Petuaria was originally a Roman fort situated where the town of Brough in the East Riding of Yorkshire now stands. Petuaria means something like 'quarter' or 'fourth part', incorporating the archaic Brythonic *petuar, 'four'. It was founded in 70 AD and abandoned in about 125. The adjacent civitas, ferry-crossing and port which grew over and replaced the fort survived until about 370, and was probably the capital of the Celtic tribe called the Parisi. Petuaria marked the southern end of the Roman road known now as Cade's Road, which ran roughly northwards for a hundred miles to Pons Aelius. The section from Petuaria to Eboracum was also the final section of Ermine Street.
Archaeology
Archaeological excavations of the site of Petuaria were carried out in the 1930s, and between 1958 and 1962, with occasional examinations of isolated areas since. The dedication stone of the Roman theatre was among the most significant finds and is unusual as the only recorded epigraphic mention of a magistrate in Roman Britain. Recording the gift of a proscenium stage to the civic settlement at Petuaria by a man called Marcus Ulpius Januarius, it has been dated to the reign of the Emperor Antoninus Pius and around 140 A.D. His inscription was found re-used in the later stonework defences of Petuaria and gives a clear illustration of the standard of civic works and also civil and literary society which at one time existed in or around Roman Brough, at a tiny town whose modern magistrates court was only recently closed in the late 1990s, so ending nearly two thousand years of locally recorded justice unprecedented anywhere else in the British Isles.
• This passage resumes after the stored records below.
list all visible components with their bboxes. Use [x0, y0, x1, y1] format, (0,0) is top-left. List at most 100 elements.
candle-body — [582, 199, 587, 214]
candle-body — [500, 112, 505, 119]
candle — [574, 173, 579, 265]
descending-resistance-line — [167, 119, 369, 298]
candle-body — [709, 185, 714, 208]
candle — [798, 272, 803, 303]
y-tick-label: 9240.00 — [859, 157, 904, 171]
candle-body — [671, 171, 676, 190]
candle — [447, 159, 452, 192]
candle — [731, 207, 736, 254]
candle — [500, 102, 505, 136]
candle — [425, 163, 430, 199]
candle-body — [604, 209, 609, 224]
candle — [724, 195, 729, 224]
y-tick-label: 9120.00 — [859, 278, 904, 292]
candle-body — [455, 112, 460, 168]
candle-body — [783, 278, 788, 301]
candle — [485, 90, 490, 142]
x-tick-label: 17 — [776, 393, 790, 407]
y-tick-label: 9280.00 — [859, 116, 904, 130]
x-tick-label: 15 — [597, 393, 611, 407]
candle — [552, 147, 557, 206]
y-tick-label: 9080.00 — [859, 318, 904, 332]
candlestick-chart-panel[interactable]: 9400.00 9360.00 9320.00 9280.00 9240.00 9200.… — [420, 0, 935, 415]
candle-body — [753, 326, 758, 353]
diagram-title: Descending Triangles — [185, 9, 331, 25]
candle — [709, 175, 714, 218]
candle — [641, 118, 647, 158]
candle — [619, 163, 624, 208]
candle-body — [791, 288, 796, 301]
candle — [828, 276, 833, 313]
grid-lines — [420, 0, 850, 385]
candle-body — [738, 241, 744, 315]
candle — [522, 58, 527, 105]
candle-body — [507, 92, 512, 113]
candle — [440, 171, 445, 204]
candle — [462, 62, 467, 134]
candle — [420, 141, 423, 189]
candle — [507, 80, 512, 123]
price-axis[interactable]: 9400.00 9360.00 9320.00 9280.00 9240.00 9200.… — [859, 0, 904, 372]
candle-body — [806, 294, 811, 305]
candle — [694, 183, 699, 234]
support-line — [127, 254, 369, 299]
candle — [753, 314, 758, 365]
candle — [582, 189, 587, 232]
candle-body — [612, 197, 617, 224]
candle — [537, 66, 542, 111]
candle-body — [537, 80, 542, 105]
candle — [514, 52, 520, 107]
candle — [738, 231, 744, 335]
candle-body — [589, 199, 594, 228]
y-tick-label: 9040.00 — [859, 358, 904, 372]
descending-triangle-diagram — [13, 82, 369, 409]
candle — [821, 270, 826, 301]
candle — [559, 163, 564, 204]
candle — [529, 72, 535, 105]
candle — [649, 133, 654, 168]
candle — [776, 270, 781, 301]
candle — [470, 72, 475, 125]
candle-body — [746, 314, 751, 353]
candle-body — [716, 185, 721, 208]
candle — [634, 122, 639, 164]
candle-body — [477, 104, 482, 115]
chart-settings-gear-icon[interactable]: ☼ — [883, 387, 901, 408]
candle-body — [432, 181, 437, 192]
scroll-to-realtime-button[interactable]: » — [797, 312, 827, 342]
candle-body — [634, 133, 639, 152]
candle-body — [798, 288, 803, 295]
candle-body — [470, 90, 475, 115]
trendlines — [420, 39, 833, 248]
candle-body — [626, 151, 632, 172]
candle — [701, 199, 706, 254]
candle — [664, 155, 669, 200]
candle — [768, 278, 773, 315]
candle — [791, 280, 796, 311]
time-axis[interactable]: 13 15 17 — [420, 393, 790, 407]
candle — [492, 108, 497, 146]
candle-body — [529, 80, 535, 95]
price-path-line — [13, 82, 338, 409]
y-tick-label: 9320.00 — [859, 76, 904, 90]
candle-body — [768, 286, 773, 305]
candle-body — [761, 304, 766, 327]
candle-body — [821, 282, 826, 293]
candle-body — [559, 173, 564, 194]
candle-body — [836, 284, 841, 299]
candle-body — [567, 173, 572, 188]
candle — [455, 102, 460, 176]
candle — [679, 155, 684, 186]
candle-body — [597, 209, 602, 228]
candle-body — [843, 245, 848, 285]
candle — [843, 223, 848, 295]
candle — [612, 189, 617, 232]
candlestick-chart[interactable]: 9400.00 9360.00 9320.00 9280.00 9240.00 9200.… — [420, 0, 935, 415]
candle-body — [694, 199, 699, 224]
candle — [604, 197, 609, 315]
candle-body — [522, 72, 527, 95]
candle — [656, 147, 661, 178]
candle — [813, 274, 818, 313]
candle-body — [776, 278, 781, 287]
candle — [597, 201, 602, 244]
Their re-use of the Januarius stone also reveals how much, after two hundred years, the priorities of those living in East Yorkshire had changed in the later Roman Empire, at a time when it has been said that the two major preoccupations of the local people of the time were “floods and raids”, the latter coming mainly across the North Sea from Northern Europe.
Importance
Roman Petuaria seems a genuine precursor to the strategic importance now held by the modern port city of Kingston upon Hull, founded in the Middle Ages. For anyone travelling by boats of shallow draught, the Humber is still a gateway into much of England east of the Pennines. Eight major rivers can be accessed from the North Sea through the estuary: the Ouse, Hull, Derwent, Wharfe, Aire, Don, Trent and Ancholme. That is why eight river goddesses who are shown reclining on the great mosaic from nearby BrantinghamRoman villa are sometimes interpreted as representing the practical importance of these English rivers in Roman times for transport and travel.
Brantingham villa
The nearby villa at Brantingham, just outside Brough, was first discovered in 1941 and would have been closely associated with the Roman town until it burnt down some time in the mid-4th century AD. This Roman site attracted modern notoriety to Brough in 1948, when a team of archaeologists from the Hull and East Riding Museum prepared the first of a group of mosaic pavements found at the villa site during the war, for removal. Overnight it was stolen and although the rest were safely recovered to the museum and are on display to this day, the missing first one has never been found.